After a disappointing semester at B-school, I've decided to spend more time blogging about my classes. I hope that this will encourage my thinking about topics in class, and applying them (hopefully correctly!)
So our Macroeconomics text is posted here by Amazon Associates. It's William J. Baumol's Economics: Principles & Policy, 11th edition.
So while reading on my lunch hour, I learned some pretty interesting things about the GDP which I didn't know before. I'd definitely heard about it, and had a very vague sense of what it was, but I never looked too closely at the definitions, which are interesting.
Nominal v. Real GDP. This is the same definition from Micro. Nominal is priced in today's dollars, Real is priced in terms of change over previous years, adjusted for inflation.
GDP: "The sum of the money values of all final goods and services produced in the domestic economy and sold on organized markets during a specified period of time, usually a year."
Some interesting things to note: Products that are sold on the secondary market, are not counted in the GDP! I found that to be astonishing given that so much of our income goes to second hand items. We spent 600 dollars on a used couch last year. There are some good reasons for this, and some that I don't understand. No one but me will ever know about the used couch.
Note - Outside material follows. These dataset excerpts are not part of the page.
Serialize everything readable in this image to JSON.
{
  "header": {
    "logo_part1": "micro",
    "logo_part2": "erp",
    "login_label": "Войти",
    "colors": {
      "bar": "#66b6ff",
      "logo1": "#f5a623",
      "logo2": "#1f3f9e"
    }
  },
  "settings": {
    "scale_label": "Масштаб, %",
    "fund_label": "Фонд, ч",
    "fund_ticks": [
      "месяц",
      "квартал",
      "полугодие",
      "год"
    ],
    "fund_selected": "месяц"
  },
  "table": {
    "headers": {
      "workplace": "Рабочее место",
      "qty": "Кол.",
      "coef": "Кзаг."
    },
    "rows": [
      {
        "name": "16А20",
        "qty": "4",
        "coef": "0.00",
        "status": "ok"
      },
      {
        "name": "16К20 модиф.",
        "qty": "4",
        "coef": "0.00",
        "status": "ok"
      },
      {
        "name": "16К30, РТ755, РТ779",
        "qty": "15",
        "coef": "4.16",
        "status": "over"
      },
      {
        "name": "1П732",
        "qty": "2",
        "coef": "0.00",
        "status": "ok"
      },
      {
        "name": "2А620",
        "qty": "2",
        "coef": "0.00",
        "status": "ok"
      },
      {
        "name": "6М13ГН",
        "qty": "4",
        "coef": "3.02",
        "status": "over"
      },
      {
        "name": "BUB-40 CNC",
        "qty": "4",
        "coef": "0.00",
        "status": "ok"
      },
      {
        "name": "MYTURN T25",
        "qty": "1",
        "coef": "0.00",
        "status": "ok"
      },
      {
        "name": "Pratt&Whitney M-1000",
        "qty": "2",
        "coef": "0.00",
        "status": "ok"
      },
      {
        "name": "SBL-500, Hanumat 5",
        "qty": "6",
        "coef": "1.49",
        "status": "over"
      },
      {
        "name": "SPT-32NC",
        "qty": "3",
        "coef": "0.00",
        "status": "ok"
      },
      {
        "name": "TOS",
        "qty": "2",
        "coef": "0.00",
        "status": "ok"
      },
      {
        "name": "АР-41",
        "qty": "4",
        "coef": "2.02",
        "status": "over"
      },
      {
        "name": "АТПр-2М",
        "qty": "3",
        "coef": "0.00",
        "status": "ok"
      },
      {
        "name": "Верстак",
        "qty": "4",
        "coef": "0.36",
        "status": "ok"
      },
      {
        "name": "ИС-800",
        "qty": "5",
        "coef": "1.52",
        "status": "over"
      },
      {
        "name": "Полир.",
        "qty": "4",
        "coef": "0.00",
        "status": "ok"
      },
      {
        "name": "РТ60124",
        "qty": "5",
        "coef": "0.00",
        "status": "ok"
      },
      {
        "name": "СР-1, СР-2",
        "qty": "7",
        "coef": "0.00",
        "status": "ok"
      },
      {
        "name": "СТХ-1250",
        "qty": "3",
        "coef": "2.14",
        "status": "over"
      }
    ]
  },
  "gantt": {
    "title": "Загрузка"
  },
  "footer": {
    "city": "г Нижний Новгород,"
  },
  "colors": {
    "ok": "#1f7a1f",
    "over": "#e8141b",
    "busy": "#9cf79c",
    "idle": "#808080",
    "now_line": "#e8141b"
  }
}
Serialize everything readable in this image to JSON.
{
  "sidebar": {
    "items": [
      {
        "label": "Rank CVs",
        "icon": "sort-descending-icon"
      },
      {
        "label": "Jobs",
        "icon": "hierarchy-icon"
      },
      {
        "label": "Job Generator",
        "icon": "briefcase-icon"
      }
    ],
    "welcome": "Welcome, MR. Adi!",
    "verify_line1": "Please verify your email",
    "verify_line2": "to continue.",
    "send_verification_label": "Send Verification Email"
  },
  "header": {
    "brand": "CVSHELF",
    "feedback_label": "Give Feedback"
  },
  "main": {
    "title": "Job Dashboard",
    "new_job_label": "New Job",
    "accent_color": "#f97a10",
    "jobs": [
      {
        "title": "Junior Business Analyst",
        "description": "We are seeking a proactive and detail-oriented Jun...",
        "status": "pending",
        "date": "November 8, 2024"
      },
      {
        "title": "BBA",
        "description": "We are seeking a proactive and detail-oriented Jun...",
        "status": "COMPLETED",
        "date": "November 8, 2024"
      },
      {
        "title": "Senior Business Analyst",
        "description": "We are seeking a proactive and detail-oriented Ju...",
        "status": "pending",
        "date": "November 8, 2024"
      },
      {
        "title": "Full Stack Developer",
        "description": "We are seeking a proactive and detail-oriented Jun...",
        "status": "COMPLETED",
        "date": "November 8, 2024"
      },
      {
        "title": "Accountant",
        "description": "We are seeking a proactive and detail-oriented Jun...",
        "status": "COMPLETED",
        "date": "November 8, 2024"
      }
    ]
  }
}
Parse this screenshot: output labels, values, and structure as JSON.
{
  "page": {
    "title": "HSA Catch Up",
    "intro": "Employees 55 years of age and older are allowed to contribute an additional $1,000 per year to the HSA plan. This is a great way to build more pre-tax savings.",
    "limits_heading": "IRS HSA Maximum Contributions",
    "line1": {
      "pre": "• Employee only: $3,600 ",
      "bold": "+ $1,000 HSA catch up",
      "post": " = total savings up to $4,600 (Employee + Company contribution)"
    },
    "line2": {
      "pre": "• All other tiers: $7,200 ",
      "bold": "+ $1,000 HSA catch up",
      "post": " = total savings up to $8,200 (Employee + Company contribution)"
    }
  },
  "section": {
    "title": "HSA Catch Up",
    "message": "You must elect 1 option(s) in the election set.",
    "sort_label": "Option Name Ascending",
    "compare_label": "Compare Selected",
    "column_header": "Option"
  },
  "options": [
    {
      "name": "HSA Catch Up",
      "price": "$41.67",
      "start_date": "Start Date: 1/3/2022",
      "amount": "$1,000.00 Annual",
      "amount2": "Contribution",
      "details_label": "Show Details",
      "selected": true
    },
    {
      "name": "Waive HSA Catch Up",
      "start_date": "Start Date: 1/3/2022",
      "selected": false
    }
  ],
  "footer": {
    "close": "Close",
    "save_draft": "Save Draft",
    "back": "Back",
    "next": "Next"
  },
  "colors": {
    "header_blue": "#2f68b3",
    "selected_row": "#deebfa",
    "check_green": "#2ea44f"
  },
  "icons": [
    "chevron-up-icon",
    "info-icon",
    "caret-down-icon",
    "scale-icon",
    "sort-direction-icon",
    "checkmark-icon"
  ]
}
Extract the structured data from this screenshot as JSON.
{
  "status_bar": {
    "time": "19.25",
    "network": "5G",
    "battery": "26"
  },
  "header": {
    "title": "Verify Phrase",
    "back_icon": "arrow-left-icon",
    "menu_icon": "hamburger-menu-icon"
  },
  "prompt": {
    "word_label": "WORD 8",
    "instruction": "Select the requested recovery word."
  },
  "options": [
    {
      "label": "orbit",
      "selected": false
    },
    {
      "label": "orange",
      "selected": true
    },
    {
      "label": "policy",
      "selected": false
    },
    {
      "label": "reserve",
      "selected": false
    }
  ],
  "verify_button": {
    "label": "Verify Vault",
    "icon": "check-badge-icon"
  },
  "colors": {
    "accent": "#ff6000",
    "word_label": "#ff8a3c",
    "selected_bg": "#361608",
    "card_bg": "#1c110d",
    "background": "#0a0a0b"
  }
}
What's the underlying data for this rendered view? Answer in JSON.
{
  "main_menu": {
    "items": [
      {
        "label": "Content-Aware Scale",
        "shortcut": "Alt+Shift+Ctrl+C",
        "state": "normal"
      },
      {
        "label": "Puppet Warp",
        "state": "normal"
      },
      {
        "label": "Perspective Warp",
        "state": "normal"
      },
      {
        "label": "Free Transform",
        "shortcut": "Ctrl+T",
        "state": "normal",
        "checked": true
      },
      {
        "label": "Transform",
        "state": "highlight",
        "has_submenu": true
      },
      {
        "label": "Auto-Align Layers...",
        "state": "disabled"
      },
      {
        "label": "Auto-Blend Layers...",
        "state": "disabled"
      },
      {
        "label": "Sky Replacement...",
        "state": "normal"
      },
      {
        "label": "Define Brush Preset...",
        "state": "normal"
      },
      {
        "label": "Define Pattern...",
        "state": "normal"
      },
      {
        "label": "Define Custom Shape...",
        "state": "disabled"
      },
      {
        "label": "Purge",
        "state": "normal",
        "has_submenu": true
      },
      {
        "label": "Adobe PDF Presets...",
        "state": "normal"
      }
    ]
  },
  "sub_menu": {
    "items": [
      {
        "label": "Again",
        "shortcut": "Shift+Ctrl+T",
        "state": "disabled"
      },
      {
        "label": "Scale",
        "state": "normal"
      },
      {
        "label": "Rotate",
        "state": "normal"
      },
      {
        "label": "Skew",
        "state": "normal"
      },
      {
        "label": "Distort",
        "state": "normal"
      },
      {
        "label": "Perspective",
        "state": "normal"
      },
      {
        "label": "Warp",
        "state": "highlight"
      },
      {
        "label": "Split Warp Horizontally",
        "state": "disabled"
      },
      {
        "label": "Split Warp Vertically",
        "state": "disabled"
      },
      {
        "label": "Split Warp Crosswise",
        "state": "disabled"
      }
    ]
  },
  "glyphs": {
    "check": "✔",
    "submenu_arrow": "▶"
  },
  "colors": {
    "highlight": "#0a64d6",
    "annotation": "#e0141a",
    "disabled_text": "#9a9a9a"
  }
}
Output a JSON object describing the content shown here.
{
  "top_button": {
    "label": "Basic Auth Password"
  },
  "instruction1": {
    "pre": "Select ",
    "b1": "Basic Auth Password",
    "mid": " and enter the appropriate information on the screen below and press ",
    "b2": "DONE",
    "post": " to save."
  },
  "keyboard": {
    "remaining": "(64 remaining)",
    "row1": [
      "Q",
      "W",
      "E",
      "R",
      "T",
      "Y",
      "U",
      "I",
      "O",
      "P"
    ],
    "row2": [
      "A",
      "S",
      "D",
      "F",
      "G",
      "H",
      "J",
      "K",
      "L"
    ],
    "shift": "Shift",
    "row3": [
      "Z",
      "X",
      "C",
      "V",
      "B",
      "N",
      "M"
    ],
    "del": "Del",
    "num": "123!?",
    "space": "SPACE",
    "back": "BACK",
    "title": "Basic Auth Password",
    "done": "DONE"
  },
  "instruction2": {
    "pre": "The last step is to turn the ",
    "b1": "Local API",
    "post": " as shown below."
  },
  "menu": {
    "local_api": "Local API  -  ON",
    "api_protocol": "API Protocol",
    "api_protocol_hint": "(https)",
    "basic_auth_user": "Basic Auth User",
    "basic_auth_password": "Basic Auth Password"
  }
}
It was bought with cash, and no record of the transaction exists with any official source. So it's impossible to track. However, a used car dealership doesn't add to the GDP? That seems a bit extreme, because they do track those sales, and they do report income to the IRS, and they are taxed on that income. No, GDP just includes goods that are made in the current period.
The other huge thing I didn't know was that GDP only counts final goods. The example Baumol uses is computer chips. Computer chips are components, not final goods. So does that mean, a chip manufacturer and distributor like Celestica doesn't contribute to the GDP? That might be a bad example because I'm not sure if Celestica is American or Canadian. Baumol uses Intel. Intel's goods are not considered final, but are intermediate, and so to not double count their sales, they are not included in GDP at all!
The Celestica thing brings up another key point about GDP. Geographic boundaries are important, but complex. Any product produced in the U.S. regardless of whether or not it is a foreign company, gets counted in GDP. Says Baumol "if your family owns a Toyota or a Honda, it was most likely assembeled ina factory here. All that activity of foregin firms on our soil does count in our GDP." (It would be excluded in GNP however, Gross National Product.)
So I have some questions for the professor:
1) If companies like China, India, Taiwan, are all producing a ton of foreign goods, does it mean that their GDPs reflect that?
2) Much of what the above mentioned countries produce are intermediate goods, in other words: parts. Does that mean they are not counted?
3) GDP is a governmental statistical measure. Governments are different. If the U.S. Government says the GDP of Greece is X billion dollars, and the government of Greece says the GDP is 4X billion dollars, who's right?